Let [tex]r(t) = <\cos(e^{-t}),\sin(e^{-t}),3e^{-t}>[/tex], find the equation of the line tangent to r(t) at the point [tex]\left ( \frac{1}{\sqrt{2}}, \frac{1}{\sqrt{2}}, \frac{3\pi}{4} \right)[/tex]

## Homework Equations

Okay, in just normal Cartesian Coord, we have [tex]y - y_0 = f'(x)(x - x_0)[/tex]

So I suspect in parametric form we have something like [tex] r - r_0 = r'(t)(t - t_0)[/tex]

I am a bit unsure about the t - t

_{0}part.

## The Attempt at a Solution

[tex]r'(t) = <-e^{-t}\sin(e^{-t}), -e^{-t}\cos(e^{-t}), -3e^{-t}>[/tex]

So I must find a t corresponding to the point [tex]\left ( \frac{1}{\sqrt{2}}, \frac{1}{\sqrt{2}}, \frac{3\pi}{4} \right)[/tex].

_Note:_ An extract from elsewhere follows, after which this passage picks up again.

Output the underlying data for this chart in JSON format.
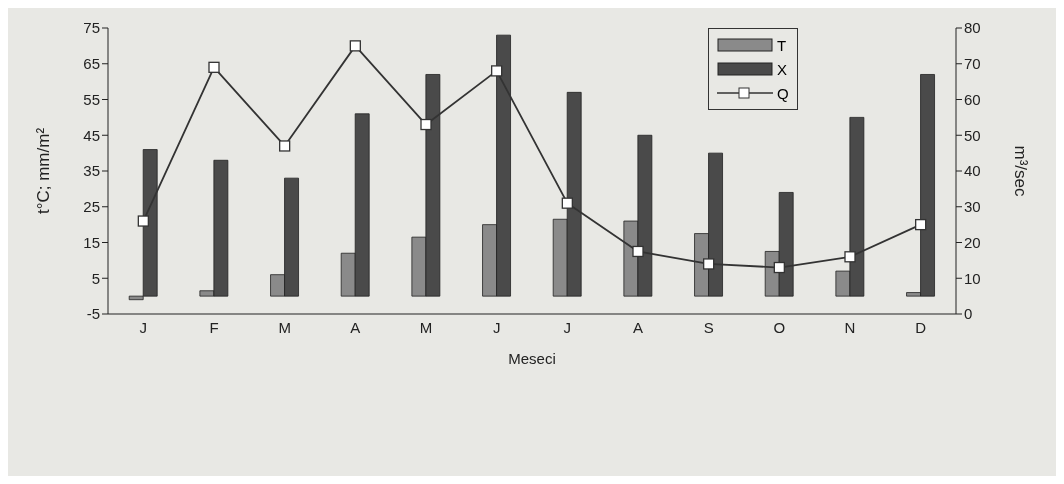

I set [tex]r(t) = \left ( \frac{1}{\sqrt{2}}, \frac{1}{\sqrt{2}}, \frac{3\pi}{4} \right)[/tex]

Solving (well I only need to solve for one of them), I get t = [tex]-ln{\frac{\pi}{4}}[/tex]

Then I evaluated [tex]r'(-ln{\frac{\pi}{4}}) = \frac{-\pi}{4}<\frac{1}{\sqrt{2}}, \frac{1}{\sqrt{2}}, 3>[/tex]

Now the problem is, I don't know how to set up my line. I know I am in Calculus right now and I should know it by now, but I don't so that's why I am here.